The aim was to seek high-level political commitments that would address three specific issues: strengthening law enforcement, reducing demand for wildlife products, and supporting sustainable livelihoods for communities involved with the illegal animal trade. Conference delegates primarily focused on elephants, rhinos, and tigers, charismatic mega fauna whose body parts are particularly sought after in the black market. The Duke of Cambridge, as well as the Prince of Wales, attended and spoke.

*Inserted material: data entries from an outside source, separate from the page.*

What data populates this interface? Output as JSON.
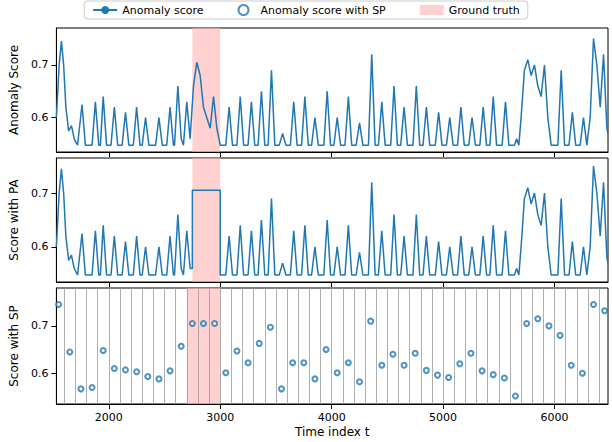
{
  "chart_data": [
    {
      "type": "line",
      "ylabel": "Anomaly Score",
      "legend": "top",
      "grid": false,
      "tick_labels": "y",
      "xlim": [
        1530,
        6480
      ],
      "xticks": [
        2000,
        3000,
        4000,
        5000,
        6000
      ],
      "ylim": [
        0.535,
        0.77
      ],
      "yticks": [
        0.6,
        0.7
      ],
      "series": [
        {
          "name": "Anomaly score",
          "color": "#1f77b4",
          "line_style": "solid",
          "x": [
            1530,
            1555,
            1575,
            1595,
            1615,
            1640,
            1665,
            1690,
            1720,
            1760,
            1790,
            1850,
            1880,
            1910,
            1925,
            1950,
            1980,
            2020,
            2050,
            2080,
            2120,
            2150,
            2180,
            2220,
            2250,
            2280,
            2300,
            2330,
            2360,
            2420,
            2450,
            2480,
            2520,
            2550,
            2580,
            2590,
            2620,
            2650,
            2670,
            2700,
            2730,
            2760,
            2790,
            2820,
            2850,
            2880,
            2910,
            2940,
            2970,
            3000,
            3050,
            3080,
            3110,
            3150,
            3180,
            3210,
            3250,
            3280,
            3310,
            3340,
            3370,
            3400,
            3430,
            3460,
            3490,
            3530,
            3560,
            3590,
            3630,
            3660,
            3690,
            3730,
            3760,
            3790,
            3820,
            3850,
            3880,
            3930,
            3960,
            3990,
            4020,
            4050,
            4080,
            4120,
            4150,
            4180,
            4220,
            4250,
            4280,
            4330,
            4360,
            4390,
            4420,
            4450,
            4480,
            4530,
            4560,
            4590,
            4620,
            4650,
            4680,
            4730,
            4760,
            4790,
            4820,
            4850,
            4880,
            4930,
            4960,
            4990,
            5030,
            5060,
            5090,
            5130,
            5160,
            5190,
            5230,
            5260,
            5290,
            5330,
            5360,
            5390,
            5420,
            5450,
            5480,
            5530,
            5560,
            5590,
            5640,
            5660,
            5680,
            5700,
            5730,
            5760,
            5790,
            5820,
            5850,
            5880,
            5910,
            5940,
            5970,
            6030,
            6060,
            6090,
            6130,
            6160,
            6190,
            6230,
            6260,
            6290,
            6320,
            6350,
            6380,
            6410,
            6440,
            6470,
            6480
          ],
          "values": [
            0.6,
            0.7,
            0.745,
            0.7,
            0.62,
            0.575,
            0.585,
            0.56,
            0.548,
            0.625,
            0.548,
            0.548,
            0.63,
            0.548,
            0.548,
            0.64,
            0.548,
            0.548,
            0.62,
            0.548,
            0.548,
            0.61,
            0.548,
            0.548,
            0.62,
            0.548,
            0.548,
            0.6,
            0.548,
            0.548,
            0.6,
            0.548,
            0.548,
            0.62,
            0.548,
            0.548,
            0.66,
            0.56,
            0.548,
            0.63,
            0.56,
            0.66,
            0.705,
            0.68,
            0.62,
            0.6,
            0.58,
            0.64,
            0.58,
            0.548,
            0.548,
            0.62,
            0.548,
            0.548,
            0.64,
            0.548,
            0.548,
            0.63,
            0.548,
            0.548,
            0.65,
            0.548,
            0.548,
            0.69,
            0.548,
            0.548,
            0.57,
            0.548,
            0.548,
            0.63,
            0.548,
            0.548,
            0.64,
            0.548,
            0.548,
            0.6,
            0.548,
            0.548,
            0.65,
            0.548,
            0.548,
            0.6,
            0.548,
            0.548,
            0.64,
            0.548,
            0.548,
            0.59,
            0.548,
            0.548,
            0.72,
            0.548,
            0.548,
            0.63,
            0.548,
            0.548,
            0.66,
            0.548,
            0.548,
            0.62,
            0.548,
            0.548,
            0.66,
            0.548,
            0.548,
            0.62,
            0.548,
            0.548,
            0.61,
            0.548,
            0.548,
            0.6,
            0.548,
            0.548,
            0.62,
            0.548,
            0.548,
            0.6,
            0.548,
            0.548,
            0.62,
            0.548,
            0.548,
            0.64,
            0.548,
            0.548,
            0.63,
            0.548,
            0.548,
            0.56,
            0.548,
            0.6,
            0.69,
            0.71,
            0.68,
            0.7,
            0.66,
            0.64,
            0.7,
            0.6,
            0.548,
            0.548,
            0.69,
            0.548,
            0.548,
            0.61,
            0.548,
            0.548,
            0.6,
            0.548,
            0.6,
            0.75,
            0.7,
            0.62,
            0.72,
            0.58,
            0.57
          ]
        },
        {
          "name": "Ground truth",
          "type": "span",
          "color": "#ffb0b0",
          "x": [
            2750,
            3000
          ]
        }
      ]
    },
    {
      "type": "line",
      "ylabel": "Score with PA",
      "grid": false,
      "tick_labels": "y",
      "xlim": [
        1530,
        6480
      ],
      "xticks": [
        2000,
        3000,
        4000,
        5000,
        6000
      ],
      "ylim": [
        0.535,
        0.765
      ],
      "yticks": [
        0.6,
        0.7
      ],
      "series": [
        {
          "name": "Anomaly score",
          "color": "#1f77b4",
          "line_style": "solid",
          "x": [
            1530,
            1555,
            1575,
            1595,
            1615,
            1640,
            1665,
            1690,
            1720,
            1760,
            1790,
            1850,
            1880,
            1910,
            1925,
            1950,
            1980,
            2020,
            2050,
            2080,
            2120,
            2150,
            2180,
            2220,
            2250,
            2280,
            2300,
            2330,
            2360,
            2420,
            2450,
            2480,
            2520,
            2550,
            2580,
            2590,
            2620,
            2650,
            2670,
            2700,
            2730,
            2750,
            2750,
            3000,
            3000,
            3050,
            3080,
            3110,
            3150,
            3180,
            3210,
            3250,
            3280,
            3310,
            3340,
            3370,
            3400,
            3430,
            3460,
            3490,
            3530,
            3560,
            3590,
            3630,
            3660,
            3690,
            3730,
            3760,
            3790,
            3820,
            3850,
            3880,
            3930,
            3960,
            3990,
            4020,
            4050,
            4080,
            4120,
            4150,
            4180,
            4220,
            4250,
            4280,
            4330,
            4360,
            4390,
            4420,
            4450,
            4480,
            4530,
            4560,
            4590,
            4620,
            4650,
            4680,
            4730,
            4760,
            4790,
            4820,
            4850,
            4880,
            4930,
            4960,
            4990,
            5030,
            5060,
            5090,
            5130,
            5160,
            5190,
            5230,
            5260,
            5290,
            5330,
            5360,
            5390,
            5420,
            5450,
            5480,
            5530,
            5560,
            5590,
            5640,
            5660,
            5680,
            5700,
            5730,
            5760,
            5790,
            5820,
            5850,
            5880,
            5910,
            5940,
            5970,
            6030,
            6060,
            6090,
            6130,
            6160,
            6190,
            6230,
            6260,
            6290,
            6320,
            6350,
            6380,
            6410,
            6440,
            6470,
            6480
          ],
          "values": [
            0.6,
            0.7,
            0.745,
            0.7,
            0.62,
            0.575,
            0.585,
            0.56,
            0.548,
            0.625,
            0.548,
            0.548,
            0.63,
            0.548,
            0.548,
            0.64,
            0.548,
            0.548,
            0.62,
            0.548,
            0.548,
            0.61,
            0.548,
            0.548,
            0.62,
            0.548,
            0.548,
            0.6,
            0.548,
            0.548,
            0.6,
            0.548,
            0.548,
            0.62,
            0.548,
            0.548,
            0.66,
            0.56,
            0.548,
            0.63,
            0.56,
            0.56,
            0.705,
            0.705,
            0.548,
            0.548,
            0.62,
            0.548,
            0.548,
            0.64,
            0.548,
            0.548,
            0.63,
            0.548,
            0.548,
            0.65,
            0.548,
            0.548,
            0.69,
            0.548,
            0.548,
            0.57,
            0.548,
            0.548,
            0.63,
            0.548,
            0.548,
            0.64,
            0.548,
            0.548,
            0.6,
            0.548,
            0.548,
            0.65,
            0.548,
            0.548,
            0.6,
            0.548,
            0.548,
            0.64,
            0.548,
            0.548,
            0.59,
            0.548,
            0.548,
            0.72,
            0.548,
            0.548,
            0.63,
            0.548,
            0.548,
            0.66,
            0.548,
            0.548,
            0.62,
            0.548,
            0.548,
            0.66,
            0.548,
            0.548,
            0.62,
            0.548,
            0.548,
            0.61,
            0.548,
            0.548,
            0.6,
            0.548,
            0.548,
            0.62,
            0.548,
            0.548,
            0.6,
            0.548,
            0.548,
            0.62,
            0.548,
            0.548,
            0.64,
            0.548,
            0.548,
            0.63,
            0.548,
            0.548,
            0.56,
            0.548,
            0.6,
            0.69,
            0.71,
            0.68,
            0.7,
            0.66,
            0.64,
            0.7,
            0.6,
            0.548,
            0.548,
            0.69,
            0.548,
            0.548,
            0.61,
            0.548,
            0.548,
            0.6,
            0.548,
            0.6,
            0.75,
            0.7,
            0.62,
            0.72,
            0.58,
            0.57
          ]
        },
        {
          "name": "Ground truth",
          "type": "span",
          "color": "#ffb0b0",
          "x": [
            2750,
            3000
          ]
        }
      ]
    },
    {
      "type": "scatter",
      "ylabel": "Score with SP",
      "xlabel": "Time index t",
      "grid": false,
      "xlim": [
        1530,
        6480
      ],
      "xticks": [
        2000,
        3000,
        4000,
        5000,
        6000
      ],
      "ylim": [
        0.535,
        0.78
      ],
      "yticks": [
        0.6,
        0.7
      ],
      "segment_boundaries": [
        1600,
        1700,
        1800,
        1900,
        2000,
        2100,
        2200,
        2300,
        2400,
        2500,
        2600,
        2700,
        2800,
        2900,
        3000,
        3100,
        3200,
        3300,
        3400,
        3500,
        3600,
        3700,
        3800,
        3900,
        4000,
        4100,
        4200,
        4300,
        4400,
        4500,
        4600,
        4700,
        4800,
        4900,
        5000,
        5100,
        5200,
        5300,
        5400,
        5500,
        5600,
        5700,
        5800,
        5900,
        6000,
        6100,
        6200,
        6300,
        6400
      ],
      "series": [
        {
          "name": "Anomaly score with SP",
          "color": "#1f77b4",
          "marker": "hollow circle",
          "x": [
            1550,
            1650,
            1750,
            1850,
            1950,
            2050,
            2150,
            2250,
            2350,
            2450,
            2550,
            2650,
            2750,
            2850,
            2950,
            3050,
            3150,
            3250,
            3350,
            3450,
            3550,
            3650,
            3750,
            3850,
            3950,
            4050,
            4150,
            4250,
            4350,
            4450,
            4550,
            4650,
            4750,
            4850,
            4950,
            5050,
            5150,
            5250,
            5350,
            5450,
            5550,
            5650,
            5750,
            5850,
            5950,
            6050,
            6150,
            6250,
            6350,
            6450
          ],
          "values": [
            0.745,
            0.645,
            0.567,
            0.57,
            0.648,
            0.61,
            0.607,
            0.603,
            0.593,
            0.588,
            0.605,
            0.657,
            0.705,
            0.705,
            0.705,
            0.601,
            0.647,
            0.622,
            0.663,
            0.697,
            0.567,
            0.622,
            0.622,
            0.588,
            0.65,
            0.601,
            0.622,
            0.582,
            0.71,
            0.617,
            0.64,
            0.617,
            0.642,
            0.606,
            0.596,
            0.591,
            0.62,
            0.642,
            0.605,
            0.597,
            0.59,
            0.552,
            0.705,
            0.715,
            0.7,
            0.68,
            0.617,
            0.6,
            0.745,
            0.732
          ]
        },
        {
          "name": "Ground truth",
          "type": "span",
          "color": "#ffb0b0",
          "x": [
            2700,
            3000
          ]
        }
      ]
    }
  ]
}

The Ecologist, a British environmental magazine/website, reported that loud protesters chanting slogans and carrying placards greeted the delegation from Botswana, including President Ian Khama. The magazine website reported that the Bushmen, known to scholars as the G/wi and other San societies, have been hassled and persecuted by the Khama government, which claims to be protecting wildlife in the Central Kalahari Game Reserve (CKGR). At the same time, the government is leasing out land in the preserve for fracking, and is preparing to begin diamond mining.
The story reviews a 2006 High Court ruling in Botswana in favor of the G/wi, and the ways the government continues, despite the ruling, to discriminate against their minority indigenous citizens. It requires them to apply for permits to enter their ancestral lands in the CKGR, a policy it refers to as “pass laws,” referring to the recent minority regime in South Africa and its repressive approaches to its majority African citizens.

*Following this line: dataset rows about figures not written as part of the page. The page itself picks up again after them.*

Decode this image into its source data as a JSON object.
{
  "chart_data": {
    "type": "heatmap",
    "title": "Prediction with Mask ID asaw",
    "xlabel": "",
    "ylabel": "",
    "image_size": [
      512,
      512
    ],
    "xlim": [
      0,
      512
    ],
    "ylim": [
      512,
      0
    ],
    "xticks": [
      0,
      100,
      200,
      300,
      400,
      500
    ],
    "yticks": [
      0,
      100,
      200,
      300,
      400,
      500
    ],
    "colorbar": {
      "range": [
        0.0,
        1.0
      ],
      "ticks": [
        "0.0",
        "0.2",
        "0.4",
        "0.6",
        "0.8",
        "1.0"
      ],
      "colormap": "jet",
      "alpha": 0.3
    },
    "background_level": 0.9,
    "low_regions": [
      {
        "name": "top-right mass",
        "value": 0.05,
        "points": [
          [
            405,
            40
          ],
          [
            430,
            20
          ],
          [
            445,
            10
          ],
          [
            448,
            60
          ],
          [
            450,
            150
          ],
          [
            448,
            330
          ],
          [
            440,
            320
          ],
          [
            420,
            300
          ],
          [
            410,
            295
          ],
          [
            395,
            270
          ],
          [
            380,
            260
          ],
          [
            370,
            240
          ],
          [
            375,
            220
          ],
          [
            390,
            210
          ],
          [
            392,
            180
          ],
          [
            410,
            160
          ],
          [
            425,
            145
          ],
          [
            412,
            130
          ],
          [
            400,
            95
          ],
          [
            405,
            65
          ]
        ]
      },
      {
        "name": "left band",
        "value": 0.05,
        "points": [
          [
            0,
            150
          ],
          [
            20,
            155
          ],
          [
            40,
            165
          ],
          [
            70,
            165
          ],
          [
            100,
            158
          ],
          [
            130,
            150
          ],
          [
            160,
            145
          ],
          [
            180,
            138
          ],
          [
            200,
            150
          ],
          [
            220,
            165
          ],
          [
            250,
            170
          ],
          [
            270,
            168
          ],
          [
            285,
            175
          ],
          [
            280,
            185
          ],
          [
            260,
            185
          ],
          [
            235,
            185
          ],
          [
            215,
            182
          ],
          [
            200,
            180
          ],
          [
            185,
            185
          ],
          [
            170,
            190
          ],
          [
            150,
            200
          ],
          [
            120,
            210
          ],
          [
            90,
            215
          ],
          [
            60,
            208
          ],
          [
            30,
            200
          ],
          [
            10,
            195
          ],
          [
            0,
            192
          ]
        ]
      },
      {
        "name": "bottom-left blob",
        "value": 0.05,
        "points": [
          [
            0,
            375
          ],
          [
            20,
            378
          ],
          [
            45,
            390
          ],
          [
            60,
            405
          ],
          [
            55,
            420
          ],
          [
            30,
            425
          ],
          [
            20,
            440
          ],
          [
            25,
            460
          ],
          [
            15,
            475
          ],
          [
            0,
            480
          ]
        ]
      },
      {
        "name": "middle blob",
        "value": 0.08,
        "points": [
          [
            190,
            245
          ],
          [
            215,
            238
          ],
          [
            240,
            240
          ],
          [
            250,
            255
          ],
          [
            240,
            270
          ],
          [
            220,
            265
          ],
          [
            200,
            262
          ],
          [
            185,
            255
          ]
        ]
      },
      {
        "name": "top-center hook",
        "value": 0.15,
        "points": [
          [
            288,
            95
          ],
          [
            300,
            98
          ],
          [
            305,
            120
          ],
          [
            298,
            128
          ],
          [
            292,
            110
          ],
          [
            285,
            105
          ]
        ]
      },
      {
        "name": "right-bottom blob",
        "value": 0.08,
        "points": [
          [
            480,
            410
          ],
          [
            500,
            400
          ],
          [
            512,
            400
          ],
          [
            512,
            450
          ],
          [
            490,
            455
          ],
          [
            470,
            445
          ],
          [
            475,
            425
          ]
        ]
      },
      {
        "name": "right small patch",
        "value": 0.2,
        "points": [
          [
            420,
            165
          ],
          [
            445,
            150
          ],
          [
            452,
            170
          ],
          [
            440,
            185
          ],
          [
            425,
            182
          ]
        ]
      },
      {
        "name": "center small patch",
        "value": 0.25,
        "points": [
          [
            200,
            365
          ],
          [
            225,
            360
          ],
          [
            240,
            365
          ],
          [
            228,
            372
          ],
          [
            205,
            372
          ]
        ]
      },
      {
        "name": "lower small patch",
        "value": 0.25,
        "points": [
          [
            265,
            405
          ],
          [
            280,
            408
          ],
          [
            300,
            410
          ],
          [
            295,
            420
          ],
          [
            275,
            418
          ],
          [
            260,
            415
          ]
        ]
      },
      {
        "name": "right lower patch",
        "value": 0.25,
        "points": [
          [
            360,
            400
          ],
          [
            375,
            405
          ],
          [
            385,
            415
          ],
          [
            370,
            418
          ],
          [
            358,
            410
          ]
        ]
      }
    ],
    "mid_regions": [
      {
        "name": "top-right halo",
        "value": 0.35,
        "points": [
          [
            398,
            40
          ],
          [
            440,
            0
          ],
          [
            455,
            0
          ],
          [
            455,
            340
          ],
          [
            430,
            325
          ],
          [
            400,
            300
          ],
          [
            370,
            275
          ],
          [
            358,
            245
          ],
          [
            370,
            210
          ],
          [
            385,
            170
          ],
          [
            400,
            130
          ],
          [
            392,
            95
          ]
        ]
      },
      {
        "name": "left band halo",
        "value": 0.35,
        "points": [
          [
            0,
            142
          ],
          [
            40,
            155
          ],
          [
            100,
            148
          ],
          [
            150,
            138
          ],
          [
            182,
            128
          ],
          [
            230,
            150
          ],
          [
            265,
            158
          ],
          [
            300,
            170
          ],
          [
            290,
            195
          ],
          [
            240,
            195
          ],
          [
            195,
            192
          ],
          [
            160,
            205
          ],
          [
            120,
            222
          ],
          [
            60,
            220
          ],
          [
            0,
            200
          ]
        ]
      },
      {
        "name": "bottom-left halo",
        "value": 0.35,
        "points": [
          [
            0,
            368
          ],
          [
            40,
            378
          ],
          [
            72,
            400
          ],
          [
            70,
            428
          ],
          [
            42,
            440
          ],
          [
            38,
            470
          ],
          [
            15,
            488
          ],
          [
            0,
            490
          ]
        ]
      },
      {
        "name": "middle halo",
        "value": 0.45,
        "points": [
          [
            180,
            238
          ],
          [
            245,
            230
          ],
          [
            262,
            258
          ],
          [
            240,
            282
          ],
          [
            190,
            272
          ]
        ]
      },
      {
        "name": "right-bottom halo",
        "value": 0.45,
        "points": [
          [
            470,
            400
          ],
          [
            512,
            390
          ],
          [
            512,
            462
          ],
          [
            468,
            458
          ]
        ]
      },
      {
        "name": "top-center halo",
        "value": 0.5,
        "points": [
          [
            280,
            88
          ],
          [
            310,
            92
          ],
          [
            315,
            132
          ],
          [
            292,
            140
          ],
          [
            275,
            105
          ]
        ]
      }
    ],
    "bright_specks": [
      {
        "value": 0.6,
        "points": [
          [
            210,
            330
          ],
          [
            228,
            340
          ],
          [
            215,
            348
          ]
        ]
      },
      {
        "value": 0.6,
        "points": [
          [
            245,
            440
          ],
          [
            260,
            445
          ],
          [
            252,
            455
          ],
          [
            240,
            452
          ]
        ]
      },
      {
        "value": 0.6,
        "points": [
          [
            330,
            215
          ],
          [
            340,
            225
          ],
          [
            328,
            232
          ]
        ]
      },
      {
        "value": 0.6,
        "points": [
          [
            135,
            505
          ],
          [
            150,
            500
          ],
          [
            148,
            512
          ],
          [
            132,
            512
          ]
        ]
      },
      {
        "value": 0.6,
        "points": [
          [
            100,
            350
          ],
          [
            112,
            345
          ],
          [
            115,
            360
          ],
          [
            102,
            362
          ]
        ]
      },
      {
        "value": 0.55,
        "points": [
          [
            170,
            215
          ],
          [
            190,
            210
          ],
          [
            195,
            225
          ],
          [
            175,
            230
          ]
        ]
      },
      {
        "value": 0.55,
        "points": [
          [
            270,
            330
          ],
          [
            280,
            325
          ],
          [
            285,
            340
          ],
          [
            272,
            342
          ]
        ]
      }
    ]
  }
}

The boycott on travel to Botswana, launched by Survival International, the UK based international minority rights NGO, is apparently become more successful. Thousands of people have agreed to boycott travel to that country until it ceases its repression of the San people. The boycott has been supported by celebrities such as Gillian Anderson, Quentin Blake, Joanna Lumley, Sophie Okanedo, and Mark Rylance.
The Ecologist quoted Stephen Corry, Director of Survival International, as saying, “President Khama should not hide the persecution of the Bushmen behind the mask of conservation. To ban the Bushmen from hunting while at the same time opening up the reserve to fracking and mining is sheer hypocrisy.”